National Heritage Life Insurance Company
- Abbreviation: NHLC
- Dissolved: 1995; 30 years ago
- Headquarters: Orlando, Florida, U.S.
- Products: Universal life insurance, life insurance, annuities
- Fields: Insurance
- Owner: Lifeco Investment Group
- Key people: Tri-Atlantic Holdings; Sholam Weiss; Lyle K. Pfeffer;

= National Heritage Life Insurance Company =

Defunct American insurance company

National Heritage Life Insurance Company (NHLC) was an insurance company based in Orlando, Florida. It collapsed as a result of a fraud scheme, and was liquidated in 1995. It is believed to have been the largest insurance company failure caused by criminal acts in U.S. history, resulting in $450 million of losses.

== Background ==
National Heritage, then owned by Lifeco Investment Group, sold mostly universal life and other life insurance and annuity products, principally in Florida. In the late 1980s, the company was struggling financially, and in 1989 suffered a 34% decline in revenues, and reported a sizable operating loss. In 1990, the Delaware Insurance Department threatened to shut down the company if it did not raise additional capital. An investment group called Tri-Atlantic Holdings, operated by David Davies, Lambert Aloisi and Patrick Smythe, offered $4 million in return for a controlling interest in Lifeco and National Heritage. This was accepted.

== Fraud scheme ==
Lifeco did not know that Tri-Atlantic Holdings did not have $4 million. Instead, they issued a check and covered it with a series of transactions similar to a check-kiting scheme. These series of transactions reduced National Life's assets by $3 million. A lawyer named Michael Blutrich then became involved in the scheme. Blutrich was an owner of the strip club Scores in Manhattan, which was then controlled by the Gambino Mafia family. Blutrich was outside counsel for National Heritage, and later became a government witness who admitted to his role in the fraud.

Sholam Weiss became acquainted with Blutrich and his partner Lyle K. Pfeffer, and became involved in the fraud in 1992. After taking control in 1993, Weiss and others bought worthless stocks and mortgages in a series of deals that drained the insurer of hundreds of millions of dollars. Much of the money vanished., and millions went into accounts controlled by Weiss. The heavy involvement of attorneys, who comprised one-quarter of the persons eventually convicted, helped the conspirators keep the fraud secret.
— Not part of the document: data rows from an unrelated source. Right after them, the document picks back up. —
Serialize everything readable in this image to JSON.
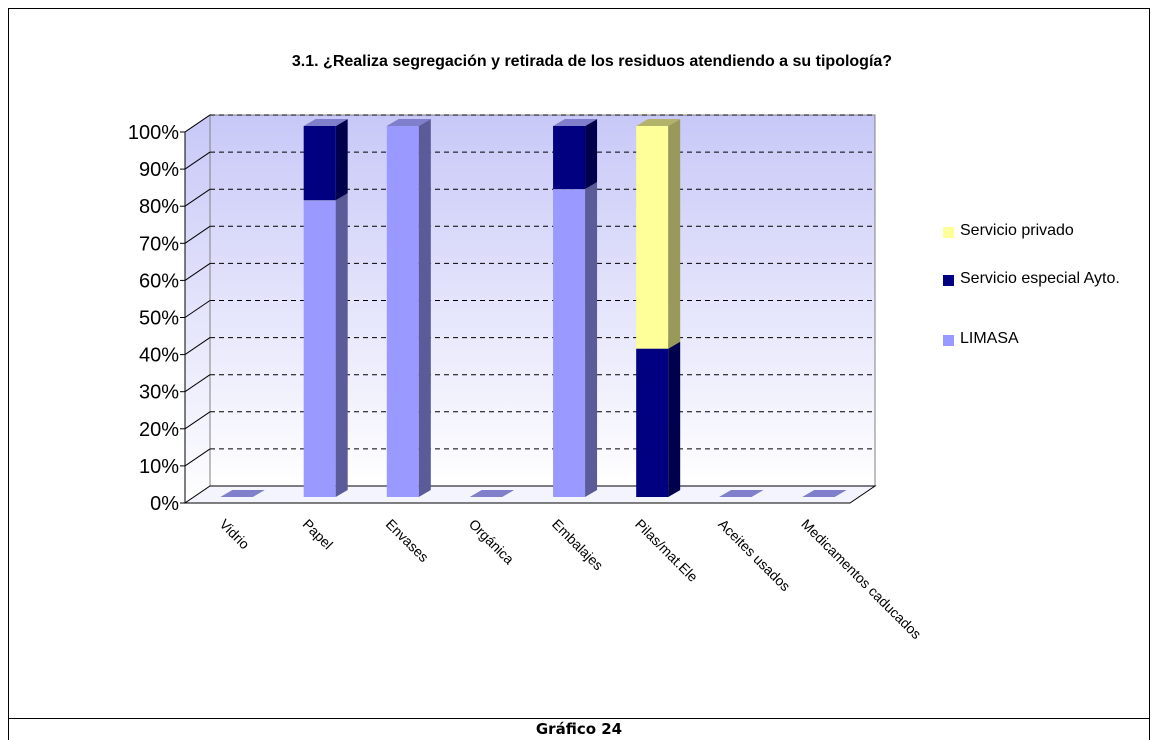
{
  "chart_data": {
    "type": "bar3d_stacked",
    "title": "3.1. ¿Realiza segregación y retirada de los residuos atendiendo a su tipología?",
    "caption": "Gráfico 24",
    "categories": [
      "Vidrio",
      "Papel",
      "Envases",
      "Orgánica",
      "Embalajes",
      "Pilas/mat.Ele",
      "Aceites usados",
      "Medicamentos caducados"
    ],
    "series": [
      {
        "name": "LIMASA",
        "color": "#9999ff",
        "values": [
          0,
          80,
          100,
          0,
          83,
          0,
          0,
          0
        ]
      },
      {
        "name": "Servicio especial Ayto.",
        "color": "#000080",
        "values": [
          0,
          20,
          0,
          0,
          17,
          40,
          0,
          0
        ]
      },
      {
        "name": "Servicio privado",
        "color": "#ffff99",
        "values": [
          0,
          0,
          0,
          0,
          0,
          60,
          0,
          0
        ]
      }
    ],
    "ylim": [
      0,
      100
    ],
    "yticks": [
      {
        "value": 0,
        "label": "0%"
      },
      {
        "value": 10,
        "label": "10%"
      },
      {
        "value": 20,
        "label": "20%"
      },
      {
        "value": 30,
        "label": "30%"
      },
      {
        "value": 40,
        "label": "40%"
      },
      {
        "value": 50,
        "label": "50%"
      },
      {
        "value": 60,
        "label": "60%"
      },
      {
        "value": 70,
        "label": "70%"
      },
      {
        "value": 80,
        "label": "80%"
      },
      {
        "value": 90,
        "label": "90%"
      },
      {
        "value": 100,
        "label": "100%"
      }
    ],
    "grid": true,
    "legend": "right"
  }
}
National Life had about 35,000 customers, of whom about 10,500 lived in Florida. Many lost their life savings as a result of the fraud, though various guaranty funds repaid policy and annuity holders about $420 million. Nearly all the policies were acquired by the Metropolitan Life Insurance Co. Though the policyholders were largely able to recoup their funds, the delay caused hardship for some.

=== Aftermath ===
In 1994, the Delaware Insurance Department placed the company in receivership. It was liquidated in 1995.

Weiss was tried on multiple felony counts and fled the country while the jury was deliberating. In November 1999, he was found guilty in absentia and was sentenced to 845 years in prison. In addition to Weiss, 15 other defendants pleaded guilty or were convicted in the fraud case by the time he was sentenced, and several were serving long prison terms.

While on the run, Weiss travelled to Israel, Europe and South America, living extravagantly and spending money on fine dining, gambling and prostitution. He was apprehended in Vienna and extradited to the United States in 2002. At the time, Weiss was believed by the FBI to have control of $225 million to $250 million stolen from National Life.

The National Heritage financial collapse is believed to have been the largest insurance failure caused by crime in history, The sentence imposed on Weiss for his role in the scheme, 845 years, was the longest for a white-collar crime in the United States. Weiss's sentence was commuted by President Donald Trump on January 19, 2021.